Начальник УКГБ генерал-майор В. С. Гузик вручает наказ молодому сотруднику. Май 1982 г.
— В учебную роту, — вспоминает Николай Яковлевич, — вернулся худущий, длинный, страшно смотреть. Узнал, из деревни девчата приехали, не пошел, застеснялся. Проезжаю иногда на машине мимо того места, где наши землянки-казармы стояли, даже не верится, что все это тут происходило со мной — семнадцатилетним. Ничего, перетерпел, преодолел, как и многие… Младшим сержантом прибыл под Оршу, в 99-ю гвардейскую, Свирскую ордена Кутузова II степени воздушно-десантную дивизию. Так начались мои фронтовые, боевые будни, которые закончились 9 мая 1945 года таким праздником, такой невообразимой радостью, что и рассказать невозможно!.. Впервые в жизни танцевал да еще с девушкой-чешкой, выкамаривал и выкаблучивал что-то сверхъестественное… Нет, словами не передать, что тогда с нами творилось, какое это было торжество победы, мира и жизни!.. После такой крови, таких потерь и всего пережитого…

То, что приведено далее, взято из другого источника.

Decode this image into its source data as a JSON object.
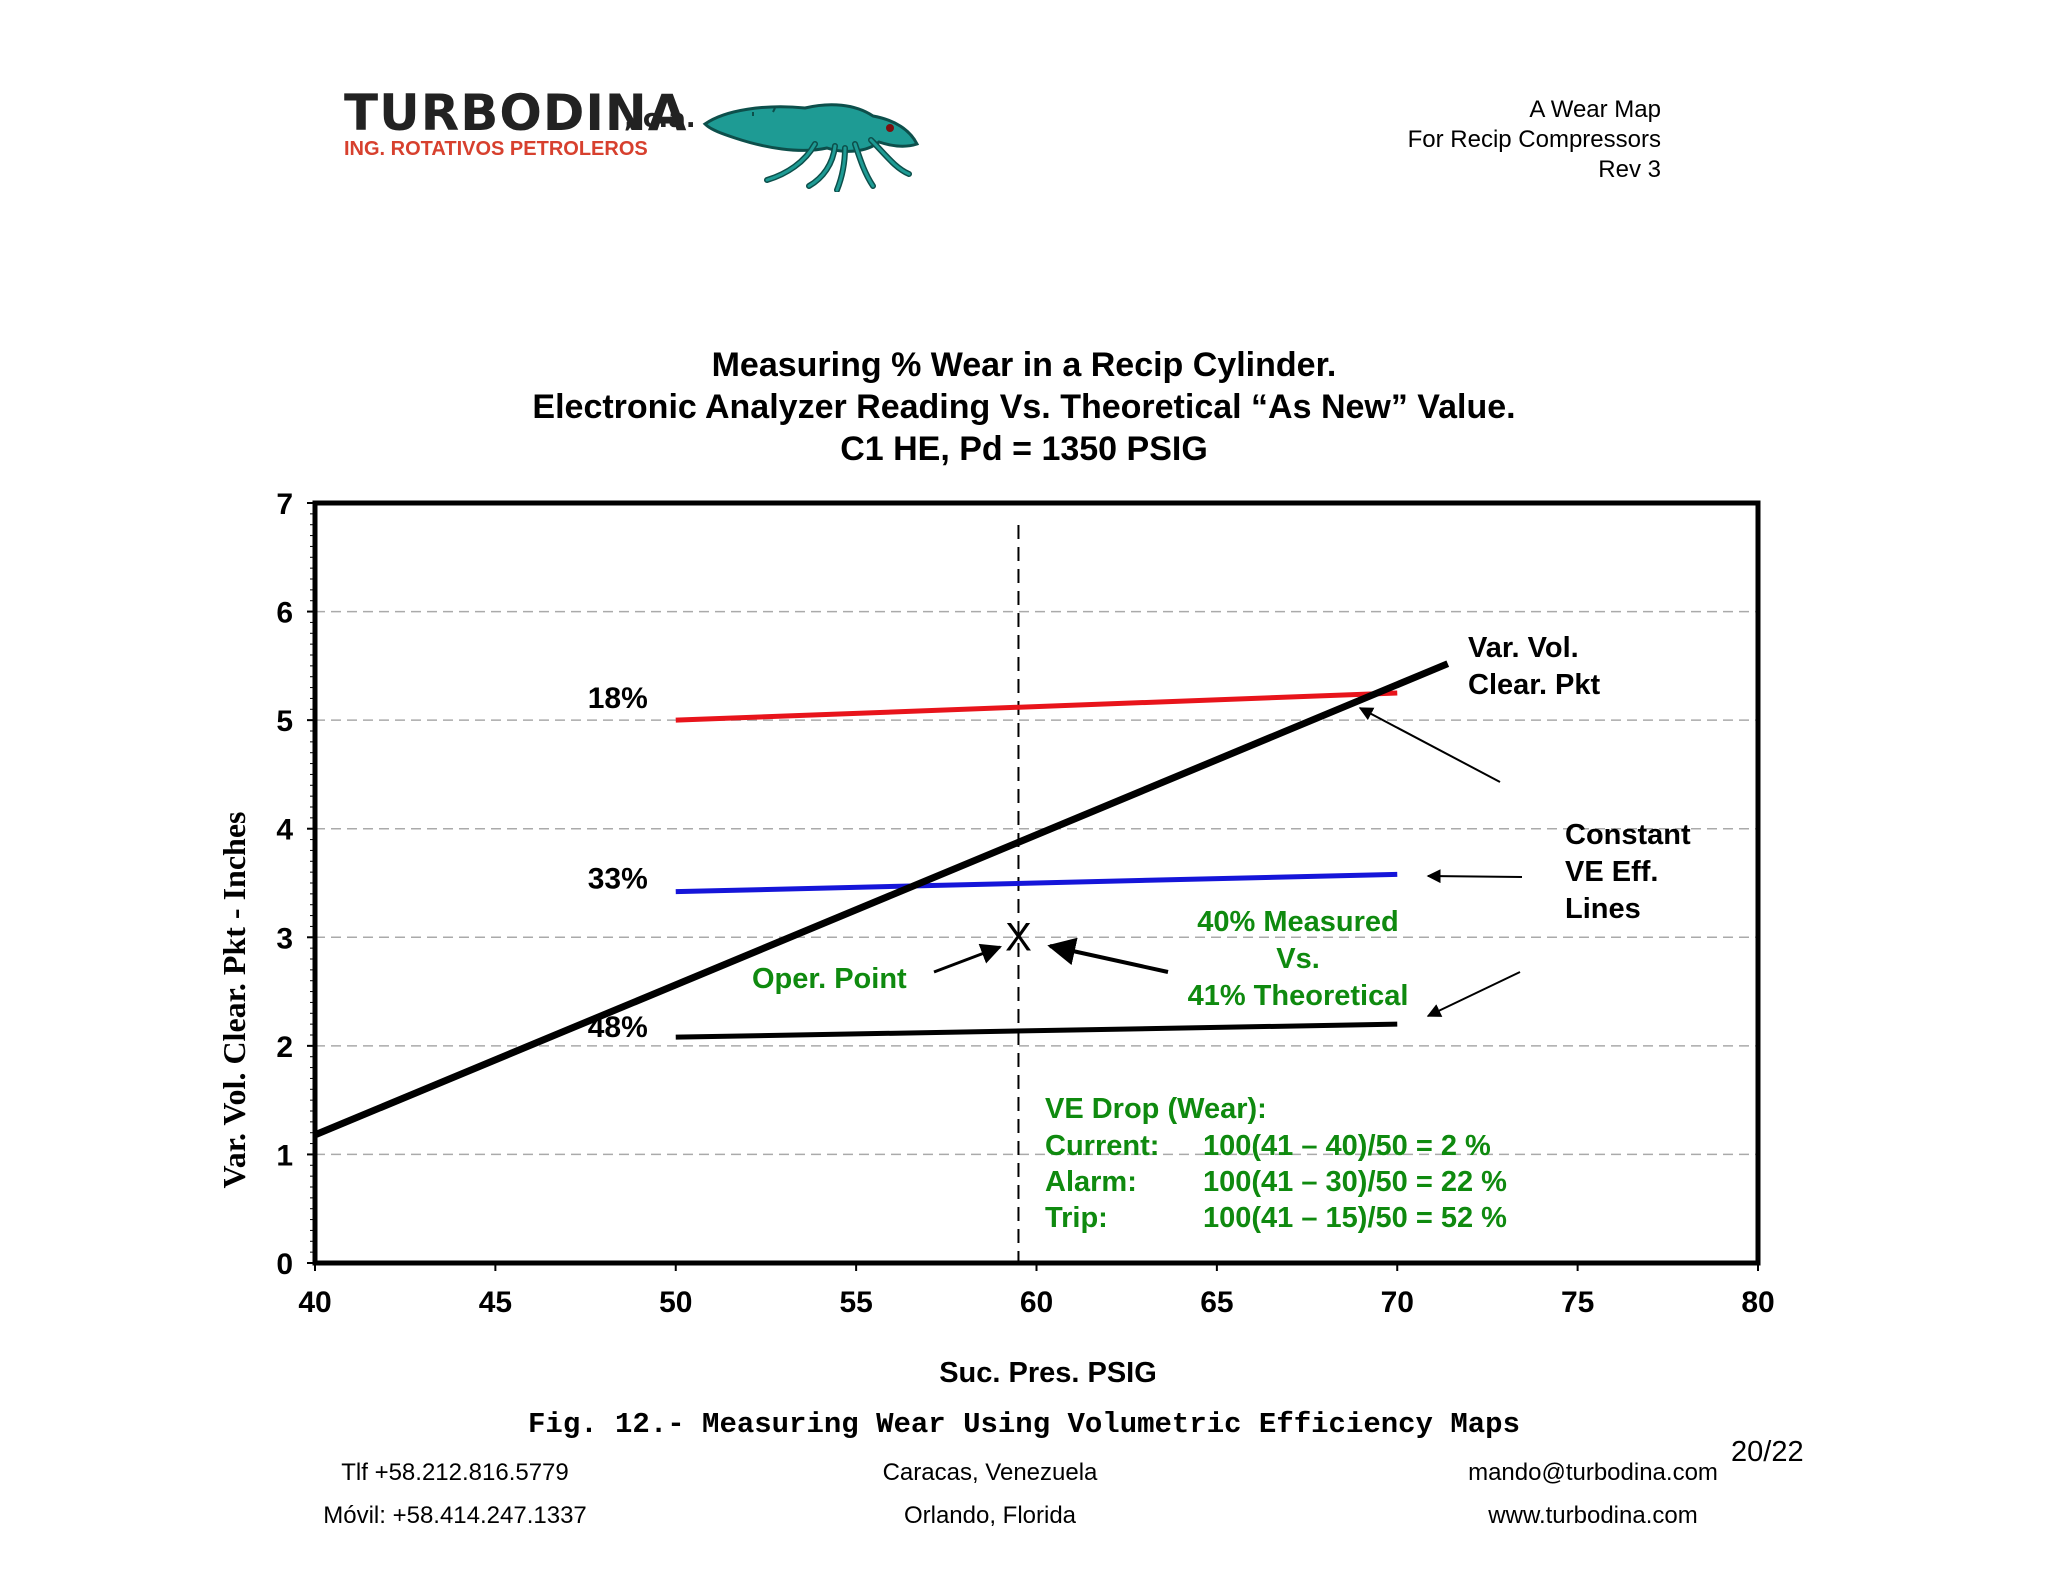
{
  "header": {
    "logo_name": "TURBODINA",
    "logo_suffix": ", c.a.",
    "logo_tagline": "ING. ROTATIVOS PETROLEROS",
    "doc_lines": [
      "A Wear Map",
      "For Recip Compressors",
      "Rev 3"
    ]
  },
  "chart_data": {
    "type": "line",
    "title": [
      "Measuring % Wear in a Recip Cylinder.",
      "Electronic Analyzer Reading Vs. Theoretical “As New” Value.",
      "C1 HE, Pd = 1350 PSIG"
    ],
    "xlabel": "Suc. Pres. PSIG",
    "ylabel": "Var. Vol. Clear. Pkt - Inches",
    "xlim": [
      40,
      80
    ],
    "ylim": [
      0,
      7
    ],
    "x_ticks": [
      "40",
      "45",
      "50",
      "55",
      "60",
      "65",
      "70",
      "75",
      "80"
    ],
    "y_ticks": [
      "0",
      "1",
      "2",
      "3",
      "4",
      "5",
      "6",
      "7"
    ],
    "grid": "horizontal-dashed",
    "series": [
      {
        "label": "18%",
        "color": "#e8141b",
        "points": [
          [
            50,
            5.0
          ],
          [
            70,
            5.25
          ]
        ]
      },
      {
        "label": "33%",
        "color": "#1515d9",
        "points": [
          [
            50,
            3.42
          ],
          [
            70,
            3.58
          ]
        ]
      },
      {
        "label": "48%",
        "color": "#000000",
        "points": [
          [
            50,
            2.08
          ],
          [
            70,
            2.2
          ]
        ]
      },
      {
        "label": "Var. Vol. Clear. Pkt",
        "color": "#000000",
        "points": [
          [
            40,
            1.18
          ],
          [
            71.4,
            5.52
          ]
        ]
      }
    ],
    "operating_point": {
      "x": 59.5,
      "y": 3.0,
      "marker": "X"
    },
    "vertical_reference_x": 59.5,
    "annotations": {
      "var_vol": [
        "Var. Vol.",
        "Clear. Pkt"
      ],
      "constant": [
        "Constant",
        "VE Eff.",
        "Lines"
      ],
      "oper_point": "Oper. Point",
      "measured": [
        "40% Measured",
        "Vs.",
        "41% Theoretical"
      ],
      "ve_drop_title": "VE Drop (Wear):",
      "ve_drop_rows": [
        {
          "label": "Current:",
          "formula": "100(41 – 40)/50 =  2 %"
        },
        {
          "label": "Alarm:",
          "formula": "100(41 – 30)/50 = 22 %"
        },
        {
          "label": "Trip:",
          "formula": "100(41 – 15)/50 = 52 %"
        }
      ]
    },
    "colors": {
      "green_text": "#0f8a0f",
      "red": "#e8141b",
      "blue": "#1515d9"
    }
  },
  "caption": "Fig. 12.- Measuring Wear Using Volumetric Efficiency Maps",
  "page_number": "20/22",
  "footer": {
    "phone": "Tlf +58.212.816.5779",
    "mobile": "Móvil: +58.414.247.1337",
    "city1": "Caracas, Venezuela",
    "city2": "Orlando, Florida",
    "email": "mando@turbodina.com",
    "web": "www.turbodina.com"
  }
}
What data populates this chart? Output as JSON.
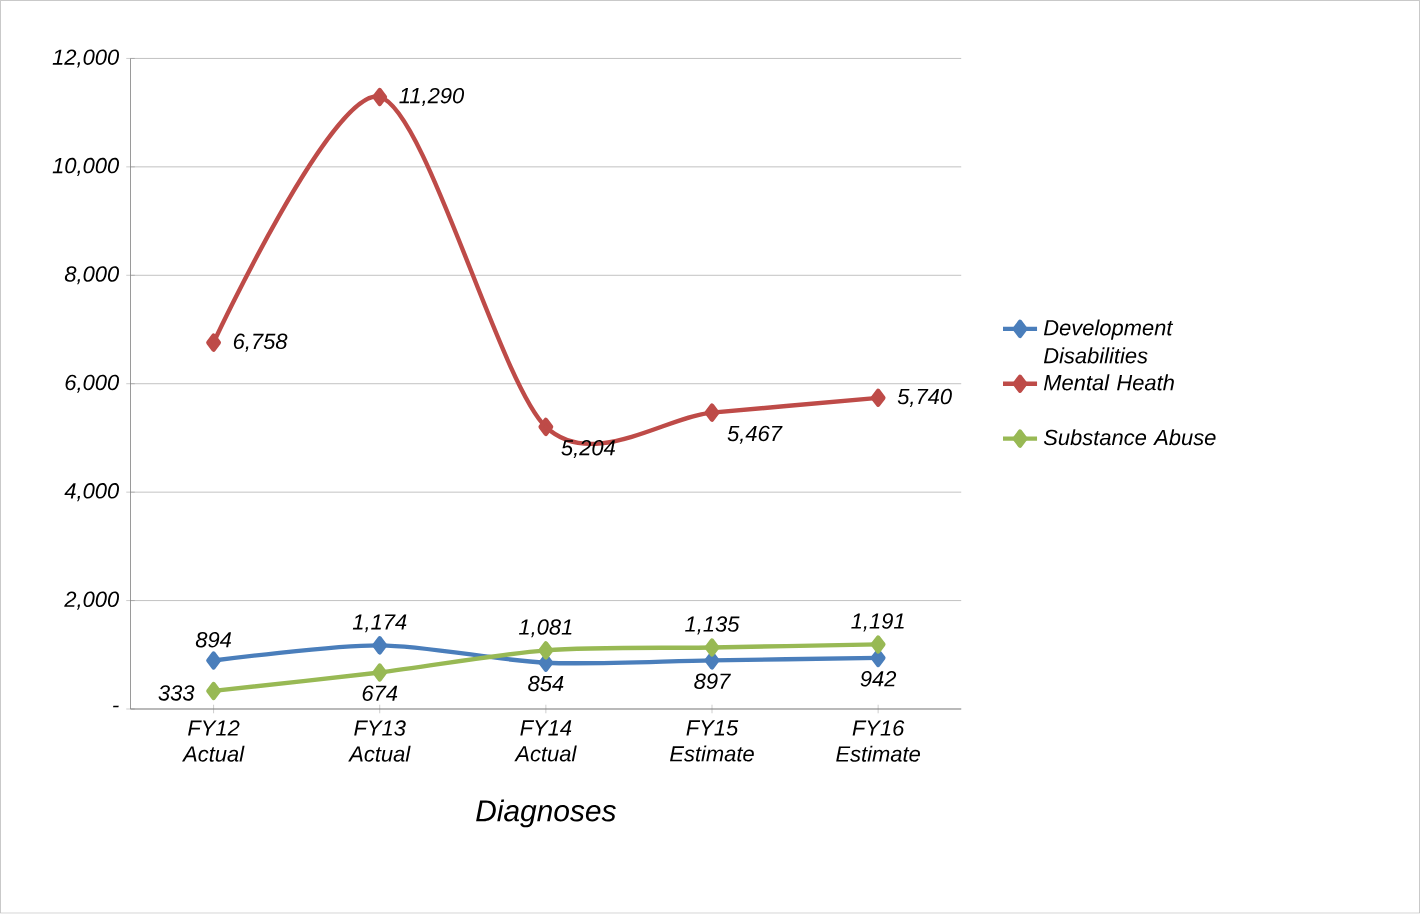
{
  "chart_data": {
    "type": "line",
    "xlabel": "Diagnoses",
    "categories": [
      "FY12 Actual",
      "FY13 Actual",
      "FY14 Actual",
      "FY15 Estimate",
      "FY16 Estimate"
    ],
    "series": [
      {
        "name": "Development Disabilities",
        "color": "#4a7ebb",
        "values": [
          894,
          1174,
          854,
          897,
          942
        ],
        "value_labels": [
          "894",
          "1,174",
          "854",
          "897",
          "942"
        ]
      },
      {
        "name": "Mental Heath",
        "color": "#be4b48",
        "values": [
          6758,
          11290,
          5204,
          5467,
          5740
        ],
        "value_labels": [
          "6,758",
          "11,290",
          "5,204",
          "5,467",
          "5,740"
        ]
      },
      {
        "name": "Substance Abuse",
        "color": "#98b954",
        "values": [
          333,
          674,
          1081,
          1135,
          1191
        ],
        "value_labels": [
          "333",
          "674",
          "1,081",
          "1,135",
          "1,191"
        ]
      }
    ],
    "ylim": [
      0,
      12000
    ],
    "yticks": [
      {
        "value": 0,
        "label": "-"
      },
      {
        "value": 2000,
        "label": "2,000"
      },
      {
        "value": 4000,
        "label": "4,000"
      },
      {
        "value": 6000,
        "label": "6,000"
      },
      {
        "value": 8000,
        "label": "8,000"
      },
      {
        "value": 10000,
        "label": "10,000"
      },
      {
        "value": 12000,
        "label": "12,000"
      }
    ],
    "grid": "y",
    "legend": "right",
    "marker": "diamond",
    "line_style": "solid"
  }
}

Перетерпел, преодолел, пережил… Эти тяжкие глаголы с детства сопровождали Николая Яковлевича Евдокимова, будто навсегда сроднились с ним. А на войне их значение, их смысл обострились до той последней крайности, когда еще мгновение — и можно было и не пережить. И в момент самого первого прыжка с парашютом. И во время дневных и ночных поисков обрывов проводов телефонной связи, грозивших даже худшим, чем смерть, — пленом. И в уличных боях, где смертельная опасность за каждым незнакомым углом, домом, окном. И в тот вечерний час, когда, доверившись карте и ориентирам, въехали в деревню, где оказались немцы, встретившие огнем трассирующих пуль. Да мало ли было таких критических минут и мгновений, пока дошел до нашей границы и двинулся дальше с ожесточенными боями, оборонами, окружениями и штурмами: по Румынии, Венгрии, Австрии и Чехословакии.
— Нет, о смерти как-то не думалось, — твердо произносит Николай Яковлевич. — Мы молодые, отчаянные, бесшабашные были…
В армии, на фронте и особенно после окончания войны Николай Яковлевич продолжал приобщение к партийной работе. В 1947 году, будучи старшиной и комсоргом школы младшего комсостава связи, он избирается делегатом на окружную партийную конференцию. (Евдокимов: «В перерыве накупил книг, еле довез».) В этом же году становится кандидатом, в следующем — членом партии, а вскоре — и секретарем партбюро школы.